Dans le ravin : l’une des 4 gravures travaillées cet été.

dans le ravin - histoire ruisseau

aquatinte au sucre sur cuivre 40 x 30 -2019 © Corinne Leforestier

Et deux extraits de « histoire d’un ruisseau » de Elisée Reclus

LE RAVIN

En descendant le cours du ruisseau, dans lequel viennent s’unir le torrent tapageur de la montagne, le ruisselet de la caverne, l’eau paisible de la source, nous voyons à droite et à gauche vallon succéder à vallon, et chacun d’eux, différent des autres par la nature de ses terrains, par la pente, l’aspect général, la végétation, se distingue aussi par la quantité des eaux qu’il apporte au lit commun de la vallée.

Presque en face d’un petit torrent babillard qui bondit avec joie de pierre en pierre pour se mêler à la masse déjà considérable du ruisseau, s’ouvre un ravin très incliné, le plus souvent à sec.

[…]

Il serait donc facile de remonter le ravin dans toute sa longueur sans avoir à se servir de ses mains pour une seule escalade; toutefois, celui qui aime la nature de près méprise le sentier battu et se glisse avec joie dans l’étroit espace ouvert entre les berges.
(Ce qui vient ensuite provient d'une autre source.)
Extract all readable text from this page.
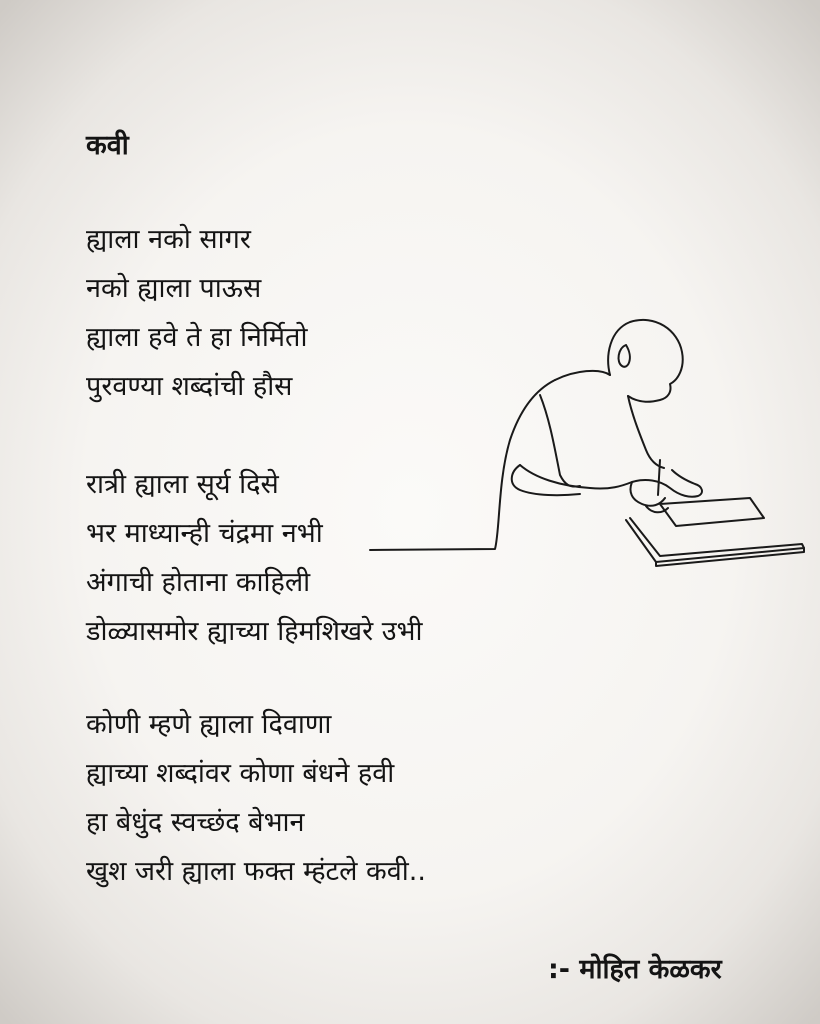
कवी
ह्याला नको सागर
नको ह्याला पाऊस
ह्याला हवे ते हा निर्मितो
पुरवण्या शब्दांची हौस
रात्री ह्याला सूर्य दिसे
भर माध्यान्ही चंद्रमा नभी
अंगाची होताना काहिली
डोळ्यासमोर ह्याच्या हिमशिखरे उभी
कोणी म्हणे ह्याला दिवाणा
ह्याच्या शब्दांवर कोणा बंधने हवी
हा बेधुंद स्वच्छंद बेभान
खुश जरी ह्याला फक्त म्हंटले कवी..
:- मोहित केळकर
Dès les premiers pas, il se trouve comme séparé du monde. En arrière, un détour de la gorge lui cache le ruisseau et les prairies qu’il arrose; en avant, l’horizon est brusquement limité par une série de gradins d’où l’eau, quand il en coule, descend en cascatelles; au-dessus, les branches des arbres qui bordent le défilé se recourbent et s’entrecroisent en voûte; les bruits du dehors ne pénètrent pas dans cette sauvage vallée presque souterraine.

Elisée Reclus (1830 – 1905) – Histoire d’un ruisseau

Cette gravure peut aussi être vue horizontalement. N’est-ce pas plus facile ainsi, de sauter de rocher en rocher ou de glisser de vasque en vasque ?

Ce phénomène d’inversion de point de vue se produit souvent dans mon travail : quand l’inspiration s’enfuit, je retourne la gravure en cours et la redécouvre d’un œil neuf !

C’est pour cela aussi que je signe au dos ainsi, le regardeur peut y voyager à son gré comme bon lui semble …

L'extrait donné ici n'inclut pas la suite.